I. Der Senat beabsichtigt, über die Beschwerde im schriftlichen Verfahren zu entscheiden (§§ 117 Abs. 3, 68 Abs. 3 FamFG).

II. Die Beschwerde hat keine Erfolgsaussichten, soweit die Antragsgegner als Gesamtschuldner in Anspruch genommen werden.

III. Bei Umstellung des Antrags auf Teilschuldnerschaft hat ein Auskunftsantrag Aussicht auf Erfolg.

IV. Den Antragsgegnern wird eine Frist zur Erwiderung auf die Beschwerde bis zum 2. Dezember 2021 gesetzt.

V. Den Beteiligten wird Gelegenheit zur Stellungnahme zu diesem Hinweisbeschluss binnen gleicher Frist gegeben.

 

Gründe

I. Die Beteiligten streiten um Unterhaltsansprüche des Antragstellers gegen seine Großeltern väterlicherseits, die Antragsgegner. Der Kindesunterhaltsanspruch gegenüber dem Vater des Antragstellers ist in Höhe des Mindestunterhalts durch Unterhaltsfestsetzungsbeschluss des Amtsgerichts Rheine vom 1.12.2017 tituliert. Der Kindesvater zahlt monatlich 30 EUR. Der Antragsteller lebt im Haushalt seiner Mutter, die teilzeitbeschäftigt ist.

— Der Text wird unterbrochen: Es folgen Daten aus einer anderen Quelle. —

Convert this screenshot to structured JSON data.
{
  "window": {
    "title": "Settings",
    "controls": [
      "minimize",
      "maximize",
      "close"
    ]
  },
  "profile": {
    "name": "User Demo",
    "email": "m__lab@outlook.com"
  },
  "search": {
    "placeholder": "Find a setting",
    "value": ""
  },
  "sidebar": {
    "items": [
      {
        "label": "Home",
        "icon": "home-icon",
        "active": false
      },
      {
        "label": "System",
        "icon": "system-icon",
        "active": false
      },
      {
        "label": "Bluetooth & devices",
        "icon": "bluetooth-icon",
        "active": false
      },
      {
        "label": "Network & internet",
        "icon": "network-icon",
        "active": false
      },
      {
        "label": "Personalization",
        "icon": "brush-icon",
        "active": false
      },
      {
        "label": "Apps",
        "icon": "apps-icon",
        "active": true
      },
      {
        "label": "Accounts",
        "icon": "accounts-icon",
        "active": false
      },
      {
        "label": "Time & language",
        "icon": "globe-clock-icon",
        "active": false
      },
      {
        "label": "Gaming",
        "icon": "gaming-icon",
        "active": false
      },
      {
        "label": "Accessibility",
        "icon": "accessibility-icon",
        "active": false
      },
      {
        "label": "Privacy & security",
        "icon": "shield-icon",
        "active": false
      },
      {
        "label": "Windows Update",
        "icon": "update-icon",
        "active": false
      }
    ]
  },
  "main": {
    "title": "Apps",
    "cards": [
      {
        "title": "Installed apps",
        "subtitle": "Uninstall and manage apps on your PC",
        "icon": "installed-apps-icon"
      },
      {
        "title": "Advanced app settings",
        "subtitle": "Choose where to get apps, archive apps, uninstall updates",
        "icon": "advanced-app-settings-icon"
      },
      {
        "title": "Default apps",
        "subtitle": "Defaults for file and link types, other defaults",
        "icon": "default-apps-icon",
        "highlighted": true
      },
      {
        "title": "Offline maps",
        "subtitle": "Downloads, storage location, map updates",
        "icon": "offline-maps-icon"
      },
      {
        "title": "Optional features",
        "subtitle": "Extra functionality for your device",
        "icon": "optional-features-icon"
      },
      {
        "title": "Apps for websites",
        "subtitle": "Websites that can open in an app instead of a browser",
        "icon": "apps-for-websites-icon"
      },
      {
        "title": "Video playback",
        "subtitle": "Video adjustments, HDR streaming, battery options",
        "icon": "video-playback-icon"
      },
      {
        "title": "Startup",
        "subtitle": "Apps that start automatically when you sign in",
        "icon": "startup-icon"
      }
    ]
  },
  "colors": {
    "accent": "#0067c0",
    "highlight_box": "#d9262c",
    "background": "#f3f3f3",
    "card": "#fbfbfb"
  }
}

Der Antragsteller hat die Antragsgegner als Gesamtschuldner im Wege des Stufenantrags auf Auskunft über ihre Einkommens- und Vermögensverhältnisse und auf Zahlung eines nach Auskunftserteilung zu beziffernden Unterhalts ab März 2021 in Anspruch genommen.

Die Antragsgegner haben die Abweisung des Antrags beantragt. Sie sind der Auffassung, dass eine Auskunftserteilung nicht geschuldet sei, da der Antragsteller den Ausfall vorrangiger Unterhaltspflichtiger nicht schlüssig vorgetragen habe.

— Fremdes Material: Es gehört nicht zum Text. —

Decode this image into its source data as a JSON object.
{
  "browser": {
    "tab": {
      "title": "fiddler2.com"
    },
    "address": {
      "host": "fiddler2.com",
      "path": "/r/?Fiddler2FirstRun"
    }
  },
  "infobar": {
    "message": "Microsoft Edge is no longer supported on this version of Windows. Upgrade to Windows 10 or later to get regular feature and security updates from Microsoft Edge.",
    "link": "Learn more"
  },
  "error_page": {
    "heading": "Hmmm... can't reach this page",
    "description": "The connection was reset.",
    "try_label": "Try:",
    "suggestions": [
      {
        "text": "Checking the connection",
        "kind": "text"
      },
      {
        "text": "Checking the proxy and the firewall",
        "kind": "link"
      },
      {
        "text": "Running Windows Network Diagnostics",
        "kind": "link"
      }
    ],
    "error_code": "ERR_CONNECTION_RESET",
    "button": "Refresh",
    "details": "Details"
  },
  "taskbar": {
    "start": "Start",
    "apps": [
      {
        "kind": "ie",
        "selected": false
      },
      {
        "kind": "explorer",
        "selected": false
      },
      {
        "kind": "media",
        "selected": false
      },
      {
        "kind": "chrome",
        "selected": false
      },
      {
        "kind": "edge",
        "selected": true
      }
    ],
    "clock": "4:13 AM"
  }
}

Das Amtsgericht hat sich der Auffassung der Antragsgegner angeschlossen und den Auskunfts- sowie Leistungsantrag abgewiesen. Hinsichtlich der Kindesmutter sei nur dargetan, dass sie halbtags arbeite. Im Verhältnis zu den nachrangig haftenden Großeltern bestehe aber grundsätzlich trotz der Betreuung des Kindes eine weitergehende Erwerbsobliegenheit. Anhand der vorgelegten Einkommensbescheinigung könne nicht nachgeprüft werden, ob die Mutter in der Lage sei, die Teilzeittätigkeit aufzustocken. Hinsichtlich des Kindesvaters sei dessen Leistungsunfähigkeit nicht dargelegt, indem weder das Nettoeinkommen mitgeteilt worden sei noch vorgetragen sei, ob ein fiktives Einkommen anzurechnen sei. Dass die Rechtsverfolgung aus dem bestehenden Unterhaltstitel erheblich erschwert sei, sei ebenfalls nicht dargetan. Allein der Vortrag, dass man weiterhin mühsame Vollstreckungsversuche unternehme, reiche nicht aus.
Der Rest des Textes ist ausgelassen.